Campus Access Dissertation

Degree Name

Doctor of Philosophy in Rhetoric, Theory and Culture (PhD)

Administrative Home Department

Department of Humanities

Advisor 1

Jennifer Daryl Slack

Committee Member 1

Patty Sotirin

Committee Member 2

Sue Collins

Committee Member 3

Stephen K. Hunt

Abstract

Social media command centers are specialized spaces dedicated to monitoring, analyzing, and visualizing social media data. These spaces were initially developed in corporate contexts for use in marketing, public relations, customer relationship management, and public safety applications. Public universities such as Clemson University and Illinois State University have recently adopted social media command centers in order to provide opportunities for education, research, community outreach, and university support by introducing social media analytics into an academic context. I argue that these academic social media command centers have been introduced with insufficient attention to the role these technological systems play in reorganizing university life.

Based upon my experiences developing and operating Illinois State University’s Social Media Analytics Command Center (SMACC), I examine the tensions, contradictions, and consequences involved in bringing a social media command center into an academic context.
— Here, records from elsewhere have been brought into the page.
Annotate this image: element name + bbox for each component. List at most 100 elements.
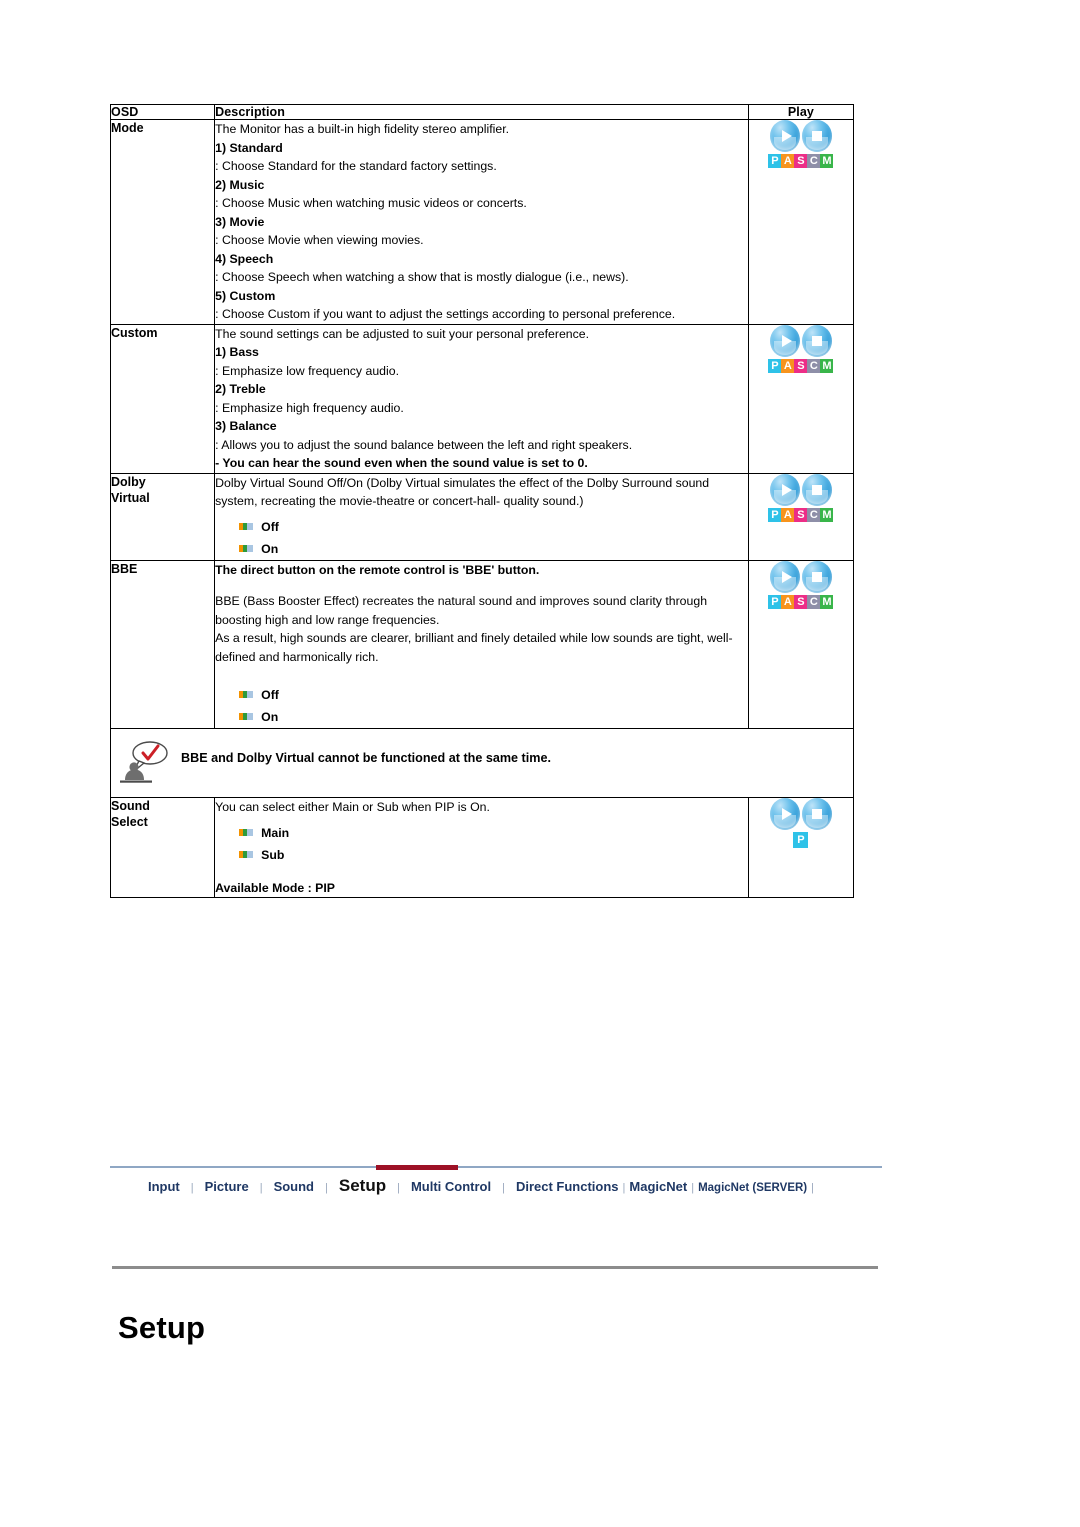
nav-item-picture[interactable]: Picture xyxy=(205,1179,249,1194)
letter-m: M xyxy=(820,154,834,168)
section-nav: Input | Picture | Sound | Setup | Multi … xyxy=(110,1165,882,1196)
pascm-play-icon: PASCM xyxy=(762,324,840,373)
item-head: 1) Standard xyxy=(215,140,283,155)
section-divider xyxy=(112,1266,878,1269)
pascm-letters: PASCM xyxy=(765,154,837,168)
letter-s: S xyxy=(794,507,808,522)
bold-lead: The direct button on the remote control … xyxy=(215,562,540,577)
header-play: Play xyxy=(747,104,855,120)
item-body: : Choose Custom if you want to adjust th… xyxy=(215,307,676,321)
nav-active-indicator xyxy=(376,1165,458,1170)
item-body: : Allows you to adjust the sound balance… xyxy=(215,437,633,452)
option-label: Off xyxy=(261,519,279,534)
letter-p: P xyxy=(768,358,782,373)
option-item-off[interactable]: Off xyxy=(239,684,748,706)
play-icon-cell: PASCM xyxy=(747,119,855,325)
stop-disc-icon xyxy=(801,120,832,152)
nav-item-direct-functions[interactable]: Direct Functions xyxy=(516,1179,619,1194)
option-item-main[interactable]: Main xyxy=(239,822,748,844)
osd-label-dolby-virtual: Dolby Virtual xyxy=(109,472,216,561)
header-osd: OSD xyxy=(109,104,216,120)
body-paragraph: BBE (Bass Booster Effect) recreates the … xyxy=(215,594,708,627)
nav-item-magicnet[interactable]: MagicNet xyxy=(629,1179,687,1194)
osd-spec-table: OSD Description Play Mode The Monitor ha… xyxy=(109,104,855,898)
lead-text: The sound settings can be adjusted to su… xyxy=(215,326,590,341)
bullet-marker-icon xyxy=(239,691,254,698)
item-head: 4) Speech xyxy=(215,251,274,266)
play-disc-icon xyxy=(769,473,800,506)
option-list: Off On xyxy=(215,516,748,560)
nav-item-magicnet-server[interactable]: MagicNet (SERVER) xyxy=(698,1182,807,1194)
pascm-play-icon: PASCM xyxy=(762,560,840,609)
table-header-row: OSD Description Play xyxy=(109,104,855,120)
play-disc-icon xyxy=(769,120,800,152)
item-body: : Choose Speech when watching a show tha… xyxy=(215,270,629,284)
letter-m: M xyxy=(820,358,834,373)
option-label: Sub xyxy=(261,847,285,862)
letter-c: C xyxy=(807,507,821,522)
description-sound-select: You can select either Main or Sub when P… xyxy=(214,797,749,898)
tip-note-cell: BBE and Dolby Virtual cannot be function… xyxy=(110,728,854,798)
option-item-sub[interactable]: Sub xyxy=(239,844,748,866)
stop-disc-icon xyxy=(801,798,832,830)
table-row: Mode The Monitor has a built-in high fid… xyxy=(109,119,855,325)
table-row: Dolby Virtual Dolby Virtual Sound Off/On… xyxy=(109,472,855,561)
item-head: 2) Music xyxy=(215,177,265,192)
option-label: On xyxy=(261,710,279,724)
bullet-marker-icon xyxy=(239,544,254,552)
item-head: 3) Balance xyxy=(215,419,277,433)
pascm-play-icon: PASCM xyxy=(762,120,840,168)
letter-p: P xyxy=(768,507,782,522)
lead-text: The Monitor has a built-in high fidelity… xyxy=(215,122,510,136)
p-play-icon: P xyxy=(762,798,840,848)
pascm-letters: PASCM xyxy=(765,507,837,522)
nav-separator: | xyxy=(325,1182,328,1194)
disc-pair-icon xyxy=(769,560,832,594)
play-icon-cell: PASCM xyxy=(747,323,855,474)
letter-a: A xyxy=(781,507,795,522)
nav-item-multi-control[interactable]: Multi Control xyxy=(411,1179,491,1194)
tip-person-icon xyxy=(119,739,177,785)
nav-item-input[interactable]: Input xyxy=(148,1179,180,1194)
nav-separator: | xyxy=(259,1182,263,1194)
osd-label-line: Virtual xyxy=(111,490,150,505)
nav-separator: | xyxy=(397,1182,400,1194)
option-item-on[interactable]: On xyxy=(239,706,748,728)
nav-item-setup[interactable]: Setup xyxy=(339,1176,386,1196)
table-row: Custom The sound settings can be adjuste… xyxy=(109,323,855,474)
play-icon-cell: PASCM xyxy=(747,472,855,561)
tip-note-text: BBE and Dolby Virtual cannot be function… xyxy=(181,751,551,765)
bold-note: - You can hear the sound even when the s… xyxy=(215,456,588,470)
letter-c: C xyxy=(807,594,821,609)
play-icon-cell: PASCM xyxy=(747,559,855,729)
bullet-marker-icon xyxy=(239,828,254,836)
item-body: : Emphasize low frequency audio. xyxy=(215,363,399,378)
available-mode-text: Available Mode : PIP xyxy=(215,880,335,895)
option-item-off[interactable]: Off xyxy=(239,516,748,538)
letter-c: C xyxy=(807,154,821,168)
bullet-marker-icon xyxy=(239,713,254,720)
pascm-letters: PASCM xyxy=(765,358,837,373)
tip-note-row: BBE and Dolby Virtual cannot be function… xyxy=(110,728,854,798)
option-list: Off On xyxy=(215,684,748,728)
description-bbe: The direct button on the remote control … xyxy=(214,559,749,729)
option-item-on[interactable]: On xyxy=(239,538,748,560)
item-head: 3) Movie xyxy=(215,214,265,229)
osd-label-mode: Mode xyxy=(109,119,216,325)
stop-disc-icon xyxy=(801,560,832,593)
option-label: Off xyxy=(261,688,279,702)
stop-disc-icon xyxy=(801,324,832,357)
osd-label-line: Sound xyxy=(111,799,150,813)
option-label: Main xyxy=(261,825,290,840)
play-disc-icon xyxy=(769,324,800,357)
osd-label-sound-select: Sound Select xyxy=(109,797,216,898)
document-page: OSD Description Play Mode The Monitor ha… xyxy=(0,0,1080,1527)
letter-s: S xyxy=(794,154,808,168)
letter-p: P xyxy=(768,154,782,168)
item-body: : Choose Standard for the standard facto… xyxy=(215,159,497,173)
pascm-letters: PASCM xyxy=(765,594,837,609)
play-disc-icon xyxy=(769,798,800,830)
nav-item-sound[interactable]: Sound xyxy=(274,1179,314,1194)
osd-label-custom: Custom xyxy=(109,323,216,474)
item-head: 2) Treble xyxy=(215,382,266,396)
Using a theoretical and analytical tradition oriented in cultural studies, I map the articulations of discourse, practices, economic conditions, social formations, and technological constraints constitutive of corporate and academic social media command centers, and identify a series of problematics or crises that emerge when social media command centers are introduced in academic contexts. These problematics include a shifting public/private dialectic, increasing modes of surveillance, and changing practices of knowledge production. Through this process of mapping I also clarify sites of intervention where certain elements of social media command centers might be rearticulated or articulated to new concepts, people, and practices in order to allow for a more just distribution of power.